While some people have cited the intervention in Somalia as an example of the power of TV pictures to compel governments to act, the fact is that the TV networks were hardly interested in Somalia until after the U.S. government started using military planes to airlift supplies there. Instead of waiting for the U.S. government to lead the way, the media should immediately report on those other countries where food aid is urgently needed, such as Sudan, Mozambique and Liberia.
U.S. vs. U.N.
There was a constant sense in news coverage that a full-scale U.S. military operation was the only way to save lives. “The American troops are the only solution. Every other solution has been tried,” one relief worker was quoted in the New York Times (12/6/92). In fact, many in the relief community believed that while military intervention may have been necessary, it should have been done with a U.N. force, not by the U.S. acting virtually alone.
The U.N., these experts believe, could have carried out an effective relief mission months earlier with a much smaller force. But U.N. peacekeeping forces were never fully deployed, largely because the U.S. mission to the U.N. obstructed full-scale peacekeeping efforts in Somalia (and other countries such as Angola, Namibia and Mozambique), on the grounds that it would cost too much.
The U.S. is chronically behind in its payments to the U.N., owing some $415 million, including $120 million for peacekeeping missions. This reluctance on the part of the U.S. government to carry its share of the peacekeeping burden contrasts sharply with the frequent media portrayal of the U.S. as the only country willing or able to help in humanitarian causes. This perception resulted in self-congratulatory commentary reminiscent of the Gulf War, as when Murray Kempton wrote (Newsday, 12/2/92), “A visitor could walk the corridors of the United Nations fairly swollen with the majesty of the United States that could at last glory in its conscience instead of its might.”
The strategic question
If the U.S. has not consistently acted in an altruistic manner toward starving people in Africa, why did it dispatch troops to Somalia at this point? There have been frequent media denials that geopolitical considerations might have entered in to the decision. The Washington Post reported (12/6/92) that “unlike previous large-scale operations, there is no U.S. strategic or economic interest in the Somalia deployments.”

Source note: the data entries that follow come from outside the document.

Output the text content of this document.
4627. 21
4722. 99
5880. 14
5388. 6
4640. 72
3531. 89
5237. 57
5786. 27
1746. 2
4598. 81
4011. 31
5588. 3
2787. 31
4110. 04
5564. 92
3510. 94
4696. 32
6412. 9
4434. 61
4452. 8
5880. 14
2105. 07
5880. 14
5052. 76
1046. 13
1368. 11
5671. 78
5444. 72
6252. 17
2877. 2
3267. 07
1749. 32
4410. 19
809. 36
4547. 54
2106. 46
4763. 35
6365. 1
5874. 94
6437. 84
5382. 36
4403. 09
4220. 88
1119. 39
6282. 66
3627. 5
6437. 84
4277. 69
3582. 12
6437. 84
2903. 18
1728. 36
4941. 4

But the Nation (12/21/92) referred to Somalia as “one of the most strategically sensitive spots in the world today: astride the Horn of Africa, where oil, Islamic fundamentalism and Israeli, Iranian and Arab ambitions and arms are apt to crash and collide.” Given that the U.S. and U.S.S.R. jousted over the Horn of Africa for years, the Nation‘s assessment may have been more realistic.
There was also little discussion of the fact that northern Somalia (which has declared itself independent under the name Somaliland–Oakland Tribune, 12/21/92) contains mineral deposits and potential oil reserves. Considered geologically analogous to oil-rich Yemen across the Red Sea, it has been the site of oil exploration by such companies as Amoco, Chevron and Conoco. Not until six weeks into the operation (1/18/93) did a journalist for a major media outlet, Mark Fineman of the L.A. Times, report on the “close relationship between Conoco and the U.S. intervention force,” which used Conoco’s Mogadishu headquarters as a “de facto U.S. embassy.”
Ignoring the Causes
If the solutions to Somalia’s crisis and the reasons for the U.S. reaction are generally given simplistic treatment, the root causes of famine are seldom dealt with in any more depth. Until the ’70s, Somalia was self-sufficient in grain, and its agricultural land is productive enough that the country should have been able to feed itself despite the drought.
Often references were made to warfare as the cause of famine in Somalia, but usually the political context was ignored or distorted, as in the New York Times‘ Elaine Sciolino’s comment (12/6/92) that “countries crumble without the stabilizing glue of the cold war to hold them together.” In fact, of course, the Cold War is largely to blame for Somalia’s plight, as Bread for the World’s Sharon Pauling pointed out:
The 1969-91 Siad Barre dictatorship bears direct responsibility for the current famine. The Somali clan hardest hit by the famine, the Rahanweyn, was the group living adjacent to the lands of Siad Barre’s clan, the Marehan, and consequently had much of its fertile land stolen during the dictatorship (Africa Report, 11-12/92). It was this political conflict, not natural disaster, that created the desperate condition of many of the starvation victims seen on TV.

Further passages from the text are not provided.